A table in Lua is a collection of key-value pairs; entries can be made like this:
local t = {} --the table
local key= "name"
local value = "Charlie"
t[key] = value --make a new entry (replace an existing value at the same key!)
print(t.name) --> "Charlie"
Note that key can have any type (not just integer/string)!
Very often you will need tables for a simple special case of this: A sequence ("list", "array") of values. For Lua, this means you want a table where all the keys are consecutive integers, and contain all non-nil values. The table.insert function is intended for that special case: It allows you to insert a value at a certain position (or to append it at the end of the sequence if no position is specified):
local t = {"a", "b", "d"} --a sequence containing three strings (t[1] = "a", ...)
table.insert(t, "e") --append "e" to the sequence
table.insert(t, 3, "c") --insert "c" at index 3 (moving values at higher indices)
--print the whole sequence
for i=1,#t do
print(t[i])
end
If I understand what you mean correctly, you want to do this:
local t1 = {1, 2, 3}
local t2 = {4, 5, 6}
some_function(t1, t2)
-- t1 is now {1, 2, 3, 4, 5, 6}
There is indeed no way to do this without iterating t2. Here is a way to write some_function:
local some_function = function(t1, t2)
local n = #t1
for i=1,#t2 do t1[n+i] = t2[i] end
end
No, you must copy the second table's key/value pairs into the first table. Copying the existing values from the second table is what's known as a "shallow copy." The first table will reference the same objects as the second table.
This works under limited circumstances:
local n = #t1
for i=1,#t2 do t1[n+i] = t2[i] end
It does attempt to shift the t2 elements to just beyond the existing t1 elements. That could be a vital requirement but wasn't stated in the question.

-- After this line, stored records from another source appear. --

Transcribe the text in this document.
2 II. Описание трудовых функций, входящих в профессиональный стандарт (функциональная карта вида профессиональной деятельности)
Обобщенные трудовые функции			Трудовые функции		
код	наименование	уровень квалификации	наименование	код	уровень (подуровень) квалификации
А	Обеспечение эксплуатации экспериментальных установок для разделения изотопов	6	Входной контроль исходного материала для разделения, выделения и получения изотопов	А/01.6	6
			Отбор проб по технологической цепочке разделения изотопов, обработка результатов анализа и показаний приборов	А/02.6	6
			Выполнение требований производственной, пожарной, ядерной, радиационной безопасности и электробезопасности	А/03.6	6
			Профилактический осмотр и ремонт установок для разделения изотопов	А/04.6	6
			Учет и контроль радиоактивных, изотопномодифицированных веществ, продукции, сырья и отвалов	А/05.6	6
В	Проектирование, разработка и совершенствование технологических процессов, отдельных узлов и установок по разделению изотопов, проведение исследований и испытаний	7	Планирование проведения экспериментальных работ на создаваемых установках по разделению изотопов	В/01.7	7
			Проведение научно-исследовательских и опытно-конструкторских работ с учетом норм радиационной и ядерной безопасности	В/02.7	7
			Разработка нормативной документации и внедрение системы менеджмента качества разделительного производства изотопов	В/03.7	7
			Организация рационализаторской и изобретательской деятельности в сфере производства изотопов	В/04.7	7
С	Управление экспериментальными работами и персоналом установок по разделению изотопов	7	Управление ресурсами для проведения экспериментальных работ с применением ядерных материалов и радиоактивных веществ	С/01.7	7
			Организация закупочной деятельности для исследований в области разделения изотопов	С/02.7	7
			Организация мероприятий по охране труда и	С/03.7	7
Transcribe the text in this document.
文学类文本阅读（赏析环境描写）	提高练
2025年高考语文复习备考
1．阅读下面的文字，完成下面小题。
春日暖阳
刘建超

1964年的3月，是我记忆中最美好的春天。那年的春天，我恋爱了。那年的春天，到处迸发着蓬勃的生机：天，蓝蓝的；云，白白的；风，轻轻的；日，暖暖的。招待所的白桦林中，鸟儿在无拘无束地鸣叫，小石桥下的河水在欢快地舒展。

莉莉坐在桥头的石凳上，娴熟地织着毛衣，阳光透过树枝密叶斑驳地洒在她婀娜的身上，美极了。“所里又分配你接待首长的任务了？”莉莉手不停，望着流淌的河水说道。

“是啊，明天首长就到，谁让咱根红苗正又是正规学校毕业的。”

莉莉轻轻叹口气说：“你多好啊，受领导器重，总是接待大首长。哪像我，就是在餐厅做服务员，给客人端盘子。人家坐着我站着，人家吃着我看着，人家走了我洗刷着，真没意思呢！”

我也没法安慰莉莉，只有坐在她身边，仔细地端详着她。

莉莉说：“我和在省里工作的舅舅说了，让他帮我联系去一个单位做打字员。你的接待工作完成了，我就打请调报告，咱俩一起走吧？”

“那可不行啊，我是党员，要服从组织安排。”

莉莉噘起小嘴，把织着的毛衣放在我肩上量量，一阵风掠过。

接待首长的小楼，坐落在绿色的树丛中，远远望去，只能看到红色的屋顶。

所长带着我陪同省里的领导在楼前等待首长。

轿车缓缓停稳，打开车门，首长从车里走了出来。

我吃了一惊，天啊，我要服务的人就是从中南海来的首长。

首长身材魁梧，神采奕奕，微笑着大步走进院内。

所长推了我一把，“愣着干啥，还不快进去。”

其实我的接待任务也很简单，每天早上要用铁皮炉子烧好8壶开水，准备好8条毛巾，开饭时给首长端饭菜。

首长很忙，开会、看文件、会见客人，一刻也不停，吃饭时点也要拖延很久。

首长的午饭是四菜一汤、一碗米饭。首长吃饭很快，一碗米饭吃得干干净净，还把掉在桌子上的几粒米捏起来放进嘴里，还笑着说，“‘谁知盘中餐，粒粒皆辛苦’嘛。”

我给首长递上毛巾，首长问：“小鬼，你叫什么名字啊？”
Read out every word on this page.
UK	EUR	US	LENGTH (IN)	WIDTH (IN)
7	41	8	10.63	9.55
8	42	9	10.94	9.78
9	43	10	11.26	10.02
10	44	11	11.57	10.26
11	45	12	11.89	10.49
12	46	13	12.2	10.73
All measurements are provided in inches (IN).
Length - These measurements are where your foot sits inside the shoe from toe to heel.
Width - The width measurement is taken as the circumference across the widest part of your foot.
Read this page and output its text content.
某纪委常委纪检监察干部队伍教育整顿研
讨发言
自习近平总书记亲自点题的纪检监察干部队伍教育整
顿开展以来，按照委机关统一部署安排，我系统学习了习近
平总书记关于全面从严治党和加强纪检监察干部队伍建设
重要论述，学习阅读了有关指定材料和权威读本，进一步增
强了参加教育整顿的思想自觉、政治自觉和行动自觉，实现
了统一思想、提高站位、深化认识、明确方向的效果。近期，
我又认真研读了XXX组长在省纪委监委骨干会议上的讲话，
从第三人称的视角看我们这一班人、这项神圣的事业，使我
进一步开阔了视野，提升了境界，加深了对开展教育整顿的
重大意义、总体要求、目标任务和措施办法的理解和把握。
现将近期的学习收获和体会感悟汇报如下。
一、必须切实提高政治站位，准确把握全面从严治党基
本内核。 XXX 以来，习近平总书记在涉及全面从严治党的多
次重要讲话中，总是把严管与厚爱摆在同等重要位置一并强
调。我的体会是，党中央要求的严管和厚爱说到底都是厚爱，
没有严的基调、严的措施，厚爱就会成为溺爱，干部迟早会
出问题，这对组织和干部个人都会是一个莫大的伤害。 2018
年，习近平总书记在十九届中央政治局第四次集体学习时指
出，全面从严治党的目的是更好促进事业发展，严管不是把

It has a few of problems, though:
By using #t1 and #t2, it misses keys that aren't positive integers and can miss keys that are integers greater than a skipped integer key (i.e. never assigned or assigned nil).
It accesses the first table with an indexer so could invoke the __newindex metamethod. That probably wouldn't be desirable when only copying is wanted.
It accesses the second table with an indexer so could invoke the __index metamethod. That wouldn't be desirable when only copying is wanted.
You might think that ipairs could be used if only positive integer keys are wanted but it quits on the first nil value found so could miss even more than #t2 does.
Use pairs instead:
for key, value in pairs(t2) do
rawset( t1, key, value )
end
If you do want to avoid replacing existing t1 values when the keys match or otherwise map t2 keys in some way then that has to be defined in the requirements.
Bottom line: pairs is the way to get all the keys. It effectively does a rawget so it avoids invoking __index. rawset is the way to do a copy without invoking __newindex.